L'organisation propalestinienne Palestine Action est accusée d'avoir "apporté une aide substantielle (...) à un acte de terrorisme ou en faveur de celui-ci", a rapporté dans un communiqué le département du Trésor.

L'entité italienne visée est Autistici/Inventati (Collectif A/I), que Washington considère comme "un groupe extrémiste qui met en place et gère l'infrastructure numérique de cellules Antifa violentes et d'autres militants d'extrême gauche à travers le monde", selon un autre communiqué du département d'Etat.

"Ces outils sont spécifiquement conçus pour faciliter les activités des réseaux terroristes d'extrême gauche, et permettent à ces derniers de s'organiser, recruter, communiquer, diffuser de la propagande, partager des informations sur leurs cibles et des tactiques, et mener des attaques violentes – tout en restant anonymes, intraçables", est-il reproché.

Le département d'Etat affirme aussi que les "cellules anarchistes responsables des actes de sabotage commis contre les réseaux ferroviaires en France, en Italie, en Allemagne et aux Pays-Bas en 2026 ont utilisé les outils et services du collectif A/I pour revendiquer ces attaques, publier des communiqués officiels et diffuser des manuels expliquant comment fabriquer des engins incendiaires de fortune pour les voies ferrées et d'autres infrastructures critiques".

Liberté d'expression 

Au Royaume-Uni, le groupe Palestine Action a été déclaré "terroriste" par le gouvernement travailliste en 2025 après des actes de vandalisme commis par ses militants, notamment sur une base de la Royal Air Force et une attaque à Bristol contre un site de l'entreprise d'armement israélienne Elbit Systems.

La mesure, qui entraîne son interdiction, a déclenché des manifestations d'ampleur et est contestée devant la justice.

"Le fait que Trump s'inspire désormais de la répression exercée par la Grande-Bretagne à l'encontre du mouvement pour la liberté des Palestiniens montre à quel point cette interdiction est dangereuse et devrait servir de signal d'alarme à tous ceux qui ont à cœur la liberté d'expression et les libertés civiles", a réagi Huda Ammori, co-fondatrice de Palestine Action.

Elle a appelé le nouveau Premier ministre britannique, Andy Burnham, à lever cette interdiction qui représente une "attaque sans précédent contre la liberté d'expression en Grande-Bretagne".

Créé en 2020, Palestine Action a gagné en visibilité après le début de la guerre dans la bande de Gaza, provoquée par l'attaque sans précédent du mouvement islamiste palestinien Hamas contre Israël le 7 octobre 2023.

Les sanctions américaines impliquent pour les organisations visées un gel des avoirs éventuellement détenus aux Etats-Unis. Les entreprises et citoyens américains ont interdiction de commercer avec elles, sous peine d'être à leur tour sanctionnés.

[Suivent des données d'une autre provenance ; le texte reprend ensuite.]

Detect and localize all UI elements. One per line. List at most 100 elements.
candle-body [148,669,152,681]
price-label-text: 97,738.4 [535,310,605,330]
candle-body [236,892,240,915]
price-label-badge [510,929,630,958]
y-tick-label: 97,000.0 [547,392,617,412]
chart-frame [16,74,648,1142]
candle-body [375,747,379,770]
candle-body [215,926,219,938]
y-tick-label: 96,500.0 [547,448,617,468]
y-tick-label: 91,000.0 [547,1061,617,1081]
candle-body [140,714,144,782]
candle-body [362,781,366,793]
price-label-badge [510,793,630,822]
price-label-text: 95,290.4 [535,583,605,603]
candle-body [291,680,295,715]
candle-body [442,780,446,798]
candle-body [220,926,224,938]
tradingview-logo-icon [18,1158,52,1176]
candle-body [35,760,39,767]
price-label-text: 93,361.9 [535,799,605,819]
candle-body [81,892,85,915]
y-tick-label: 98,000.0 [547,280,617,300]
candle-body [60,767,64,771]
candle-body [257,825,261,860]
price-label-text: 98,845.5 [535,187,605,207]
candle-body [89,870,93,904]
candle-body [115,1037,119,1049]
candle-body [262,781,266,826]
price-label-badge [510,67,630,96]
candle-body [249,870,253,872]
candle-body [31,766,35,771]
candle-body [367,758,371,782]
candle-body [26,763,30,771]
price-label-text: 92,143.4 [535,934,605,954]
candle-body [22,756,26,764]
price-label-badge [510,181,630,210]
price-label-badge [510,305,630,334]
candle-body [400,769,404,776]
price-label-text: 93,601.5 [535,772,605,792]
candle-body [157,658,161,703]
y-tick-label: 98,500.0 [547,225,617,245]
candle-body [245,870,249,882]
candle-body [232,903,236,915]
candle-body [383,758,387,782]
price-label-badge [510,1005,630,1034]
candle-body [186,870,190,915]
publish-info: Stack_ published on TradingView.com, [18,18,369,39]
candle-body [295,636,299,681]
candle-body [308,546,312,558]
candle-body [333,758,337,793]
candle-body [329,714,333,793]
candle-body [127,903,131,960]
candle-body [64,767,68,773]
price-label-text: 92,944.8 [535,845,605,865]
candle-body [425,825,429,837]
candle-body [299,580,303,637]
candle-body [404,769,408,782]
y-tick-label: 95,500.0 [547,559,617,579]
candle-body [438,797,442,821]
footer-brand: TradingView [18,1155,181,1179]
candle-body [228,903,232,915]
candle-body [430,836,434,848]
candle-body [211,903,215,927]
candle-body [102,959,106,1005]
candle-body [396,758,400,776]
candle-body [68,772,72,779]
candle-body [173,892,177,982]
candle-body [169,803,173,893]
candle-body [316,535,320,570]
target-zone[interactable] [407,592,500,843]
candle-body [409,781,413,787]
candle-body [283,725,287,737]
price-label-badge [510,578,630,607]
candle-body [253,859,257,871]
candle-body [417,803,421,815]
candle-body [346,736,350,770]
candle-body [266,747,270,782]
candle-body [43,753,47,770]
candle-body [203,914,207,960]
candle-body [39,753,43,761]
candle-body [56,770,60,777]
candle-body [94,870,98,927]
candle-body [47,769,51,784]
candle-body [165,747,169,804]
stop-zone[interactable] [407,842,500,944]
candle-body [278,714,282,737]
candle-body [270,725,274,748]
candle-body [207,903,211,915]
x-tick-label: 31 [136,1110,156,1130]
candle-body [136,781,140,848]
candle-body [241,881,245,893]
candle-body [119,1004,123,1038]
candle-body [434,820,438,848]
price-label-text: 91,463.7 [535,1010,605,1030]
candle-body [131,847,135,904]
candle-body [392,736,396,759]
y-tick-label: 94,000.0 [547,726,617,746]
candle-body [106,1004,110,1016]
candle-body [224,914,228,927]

Mi-juillet, les Etats-Unis ont accueilli une conférence internationale sur "la résurgence du terrorisme politique", visant notamment le mouvement Antifa, pour "antifasciste". Il s'agit d'un mouvement nébuleux d'activistes de gauche qui, selon les experts, relève davantage d'une idéologie politique que d'un groupe organisé.

Dans un récent rapport sur l'antiterrorisme, l'administration Trump a défini trois principales "menaces" contre la première puissance mondiale: "les narcoterroristes et les gangs internationaux", les "terroristes islamistes historiques" et les "extrémistes violents de gauche, y compris les anarchistes et les antifascistes".

Les détracteurs de l'administration Trump relèvent que la violence d'extrême gauche reste historiquement bien en-deçà de celle de l'extrême droite.